Here are some things to consider before you post:
1. If you become obsessive about posting every little thought or photo or plan – consider scaling that back. If you give it all away before the big event, what’s left to surprise your guests?
2. Are you posting to the whole world – not just your guests? Be careful of hurt feelings from friends who get your post but are not invited to the wedding. Create a wedding posting list.
3. Try to keep negative experiences, thoughts and feeling offline. Dealing with your frustrations are not topics to share with the world of your guests.
4. Be sure to set up a private group (or invitation only list) that allows you to post relevant and necessary information with those who need to know. But as hard as it may be to understand, not everyone on your guest list is online. You may need to send or disseminate necessary information about travel, directions, times etc. via phone or US Mail.
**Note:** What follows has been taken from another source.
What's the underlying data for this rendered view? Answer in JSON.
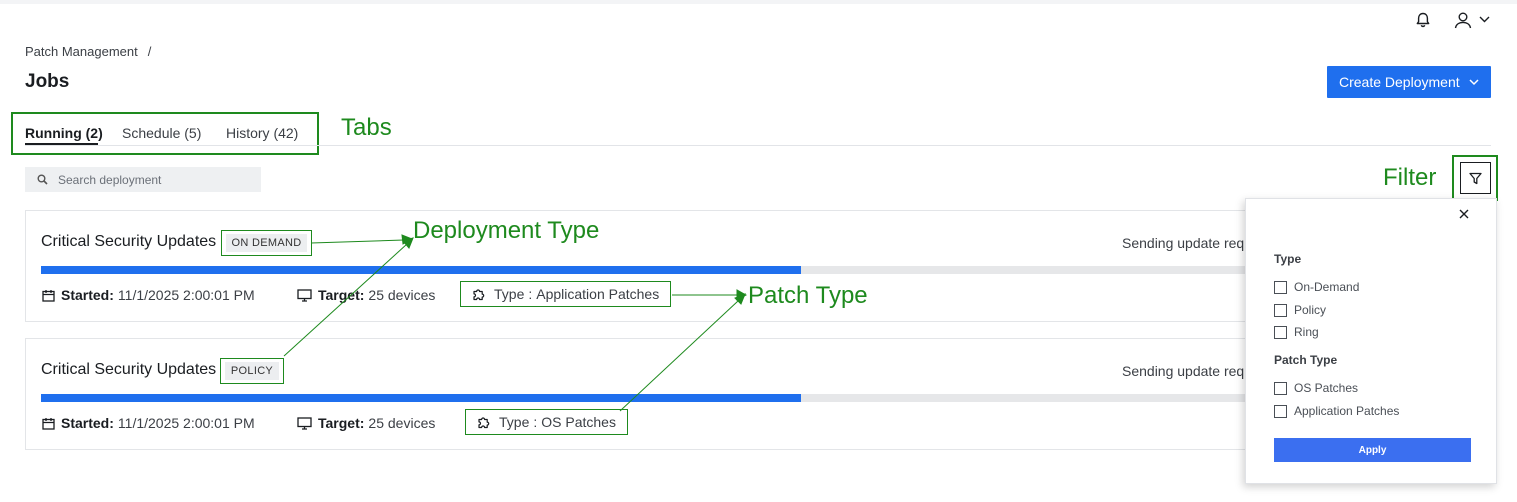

The best idea I’ve learned about is establishing the position of Social Media Manager for your wedding. Just like relatives and/or best friends are in your wedding party or assisting with guestbook etc., consider asking a tech-savvy friend to manage the use of social media the day of your ceremony. He/she could be tech central – manning the power station for recharging equipment, helping people with tech issues, reminding guests of your wish to have tweets, blogs, photos be held until the bride and groom have seen them. This person may hand out a personal note from the bride and groom that asks guests not to take and post photos of the couple before they have seen the photos. Bridesmaids should not post photos of the bride getting dressed without the bride’s OK. Guests will find him/her helpful and you’ll be able to relax and enjoy your day.